Partition array for maximum sum

Time: O(NxK); Space: O(K); medium

Given an integer array A, you partition the array into (contiguous) subarrays of length at most K. After partitioning, each subarray has their values changed to become the maximum value of that subarray.

Return the largest sum of the given array after partitioning.

Example 1:

Input: A = [1,15,7,9,2,5,10], K = 3

Output: 84

Explanation:

  • A becomes [15,15,15,9,10,10,10]

Constraints:

  • 1 <= K <= len(A) <= 500

  • 0 <= A[i] <= 10^6

Hints:

  1. Think dynamic programming: dp[i] will be the answer for array A[0], …, A[i-1].

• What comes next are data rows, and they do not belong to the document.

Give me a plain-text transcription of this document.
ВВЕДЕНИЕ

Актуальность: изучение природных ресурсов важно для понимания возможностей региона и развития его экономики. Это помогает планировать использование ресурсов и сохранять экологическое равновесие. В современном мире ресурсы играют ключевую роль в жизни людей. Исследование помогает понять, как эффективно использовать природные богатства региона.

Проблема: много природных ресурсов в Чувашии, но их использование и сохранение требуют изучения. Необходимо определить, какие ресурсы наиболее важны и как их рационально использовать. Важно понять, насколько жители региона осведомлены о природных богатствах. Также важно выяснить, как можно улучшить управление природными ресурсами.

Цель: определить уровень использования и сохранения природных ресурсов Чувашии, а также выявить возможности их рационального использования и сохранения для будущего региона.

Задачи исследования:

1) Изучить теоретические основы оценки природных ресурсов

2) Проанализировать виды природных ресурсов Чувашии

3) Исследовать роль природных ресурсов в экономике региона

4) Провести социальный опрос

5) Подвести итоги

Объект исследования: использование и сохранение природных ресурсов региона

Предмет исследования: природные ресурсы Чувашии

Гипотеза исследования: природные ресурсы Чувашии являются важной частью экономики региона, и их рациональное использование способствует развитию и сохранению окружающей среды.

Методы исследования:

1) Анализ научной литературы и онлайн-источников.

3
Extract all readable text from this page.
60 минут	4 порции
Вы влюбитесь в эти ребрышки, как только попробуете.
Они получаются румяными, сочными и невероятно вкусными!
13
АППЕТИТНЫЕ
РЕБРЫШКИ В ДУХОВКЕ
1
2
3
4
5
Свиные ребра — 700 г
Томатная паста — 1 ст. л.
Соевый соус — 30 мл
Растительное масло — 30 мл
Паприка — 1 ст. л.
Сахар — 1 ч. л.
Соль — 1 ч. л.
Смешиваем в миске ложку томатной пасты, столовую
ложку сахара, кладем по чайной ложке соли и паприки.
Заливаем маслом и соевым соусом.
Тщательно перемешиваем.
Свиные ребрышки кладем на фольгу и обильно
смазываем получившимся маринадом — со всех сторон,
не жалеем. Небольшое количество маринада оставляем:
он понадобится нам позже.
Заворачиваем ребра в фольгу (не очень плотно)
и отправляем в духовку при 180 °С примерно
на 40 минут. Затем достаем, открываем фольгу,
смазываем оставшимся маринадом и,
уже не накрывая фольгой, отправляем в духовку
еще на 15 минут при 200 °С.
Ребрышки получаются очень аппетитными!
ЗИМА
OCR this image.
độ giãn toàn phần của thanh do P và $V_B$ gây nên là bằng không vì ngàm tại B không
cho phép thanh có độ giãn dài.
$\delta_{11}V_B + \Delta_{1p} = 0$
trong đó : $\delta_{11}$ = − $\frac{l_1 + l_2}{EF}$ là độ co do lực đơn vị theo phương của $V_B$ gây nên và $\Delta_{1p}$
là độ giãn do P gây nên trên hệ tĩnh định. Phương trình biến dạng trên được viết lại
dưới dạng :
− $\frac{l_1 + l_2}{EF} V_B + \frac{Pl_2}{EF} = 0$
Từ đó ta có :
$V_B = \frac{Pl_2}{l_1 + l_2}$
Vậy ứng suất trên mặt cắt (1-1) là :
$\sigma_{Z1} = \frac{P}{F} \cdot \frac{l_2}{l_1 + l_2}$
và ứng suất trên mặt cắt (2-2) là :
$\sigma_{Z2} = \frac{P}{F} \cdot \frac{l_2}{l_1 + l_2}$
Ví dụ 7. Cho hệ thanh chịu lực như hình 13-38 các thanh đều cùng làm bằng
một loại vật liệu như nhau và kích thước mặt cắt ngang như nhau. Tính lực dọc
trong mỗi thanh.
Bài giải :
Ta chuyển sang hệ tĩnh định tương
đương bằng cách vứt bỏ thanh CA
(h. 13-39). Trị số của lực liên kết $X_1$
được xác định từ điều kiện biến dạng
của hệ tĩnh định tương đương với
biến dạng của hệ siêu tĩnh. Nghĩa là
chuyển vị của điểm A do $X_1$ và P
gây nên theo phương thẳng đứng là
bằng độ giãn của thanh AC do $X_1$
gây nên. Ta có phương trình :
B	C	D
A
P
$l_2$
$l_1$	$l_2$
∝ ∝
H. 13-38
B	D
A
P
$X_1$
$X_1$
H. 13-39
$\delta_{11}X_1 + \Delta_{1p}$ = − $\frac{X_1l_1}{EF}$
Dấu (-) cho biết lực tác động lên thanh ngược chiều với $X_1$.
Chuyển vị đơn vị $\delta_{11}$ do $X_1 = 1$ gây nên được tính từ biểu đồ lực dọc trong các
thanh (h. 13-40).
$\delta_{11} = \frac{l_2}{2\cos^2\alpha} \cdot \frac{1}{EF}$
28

  2. For j = 1 .. k that keeps everything in bounds, dp[i] is the maximum of dp[i-j] + max(A[i-1], …, A[i-j]) * j.

1. Dynamic programming [O(NxK), O(K)]

[1]:

class Solution1(object):
    """
    Time: O(N*K)
    Space: O(K)
    """
    def maxSumAfterPartitioning(self, A, K):
        """
        :type A: List[int]
        :type K: int
        :rtype: int
        """
        W = K + 1
        dp = [0]*W

        for i in range(len(A)):
            curr_max = 0
            # dp[i % W] = 0;  # no need in this problem
            for k in range(1, min(K, i+1) + 1):
                curr_max = max(curr_max, A[i-k+1])
                dp[i % W] = max(dp[i % W], (dp[(i-k) % W] if i >= k else 0) + curr_max*k)

        return dp[(len(A)-1) % W]

[2]:

s = Solution1()

A = [1,15,7,9,2,5,10]
K = 3
assert s.maxSumAfterPartitioning(A, K) == 84